Ce lapse de temps avait presque fait éclore chez la jeune princesse l'idée que le mariage n'arriverait jamais. Après tout, qu'était une année ou même cent d'entre elles pour un elfe ? Rien. Un pauvre grain de sable dans l'engrenage de leur temps. Et c'est en cela qu'elle se savait avoir grandi désormais, pour elle aussi, le temps avait pris une mesure… Démesurée.

Elle avait gagné en maturité et s'intéressait à de nombreux autres sujets que la guerre. On pouvait la voir méditer ou accompagner d'autres elleths, quelques fois. Elle lisait beaucoup aussi et s'était pris d'intérêt pour tout ce qui touchait à l'histoire. L'arrivée de son peuple en Terre du Milieu, par exemple. Les règles et les lois qui avaient guidé leur peuple pendant des milliers d'années alors qu'ils étaient encore tous à Valinor. Les contes avaient aussi pris énormément d'importance aux yeux de la princesse lorsqu'elle tomba sur un récit, un conte qui n'en était pas vraiment un.

Eöl était un elfe Sinda, sombre qui préférait la nuit au jour. En querelle avec la reine Melian, il s'établit dans la forêt de Nan Elmoth. C'est dans cette même forêt qu'il rencontra Aredhel, elfe elle-aussi, qui s'était égarée dans les bois. Il la capture et l'épouse. Mais ce n'était pas un mariage d'amour et Aredhel, bien qu'aillant donné un fils à Eöl, fuit avec ce dernier pour Gondolin. Mais Eöl se lance à leur poursuite. Il se fait capturer à son tour par les gardes du roi de Gondolin, Turgon, un Noldon. Eöl a deux choix : vivre à jamais à Gondolin ou mourir. Il choisit la mort pour son fils et lui-même, refusant de servir un Noldon.

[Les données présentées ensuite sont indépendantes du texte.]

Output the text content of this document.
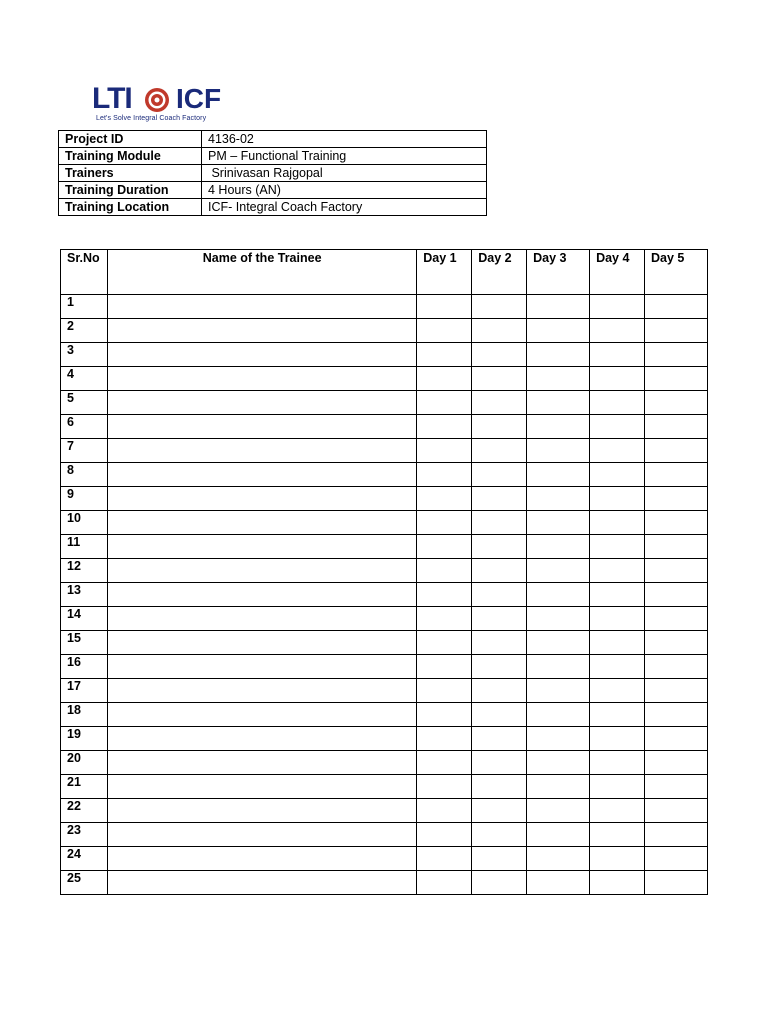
LTI ICF
Let's Solve Integral Coach Factory
Project ID	4136-02
Training Module	PM – Functional Training
Trainers	Srinivasan Rajgopal
Training Duration	4 Hours (AN)
Training Location	ICF- Integral Coach Factory
Sr.No	Name of the Trainee	Day 1	Day 2	Day 3	Day 4	Day 5
1						
2						
3						
4						
5						
6						
7						
8						
9						
10						
11						
12						
13						
14						
15						
16						
17						
18						
19						
20						
21						
22						
23						
24						
25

Il s'empara d'un javelot et le lança en direction de son enfant mais Aredhel s'interposa et mourut. Pour ce meurtre, Eöl fut condamné à mort. Ce qui fit de Maeglin, leur fils, un orphelin.

Cildigna referma le livre, l'air morose.

Voilà ce que donnaient les mariages qui n'étaient pas d'amour sincère. Ils finissaient mal. Et le sien, s'il devait avoir lieu, finirait mal également. Elle le savait jusqu'au plus profond de son être. Même ses rêves le lui indiquaient. Ils lui criaient de fuir. De trouver une solution. Jusqu'à prendre en considération l'idée de partir de son beau royaume de la Lorien et de la Terre du Milieu pour Valinor.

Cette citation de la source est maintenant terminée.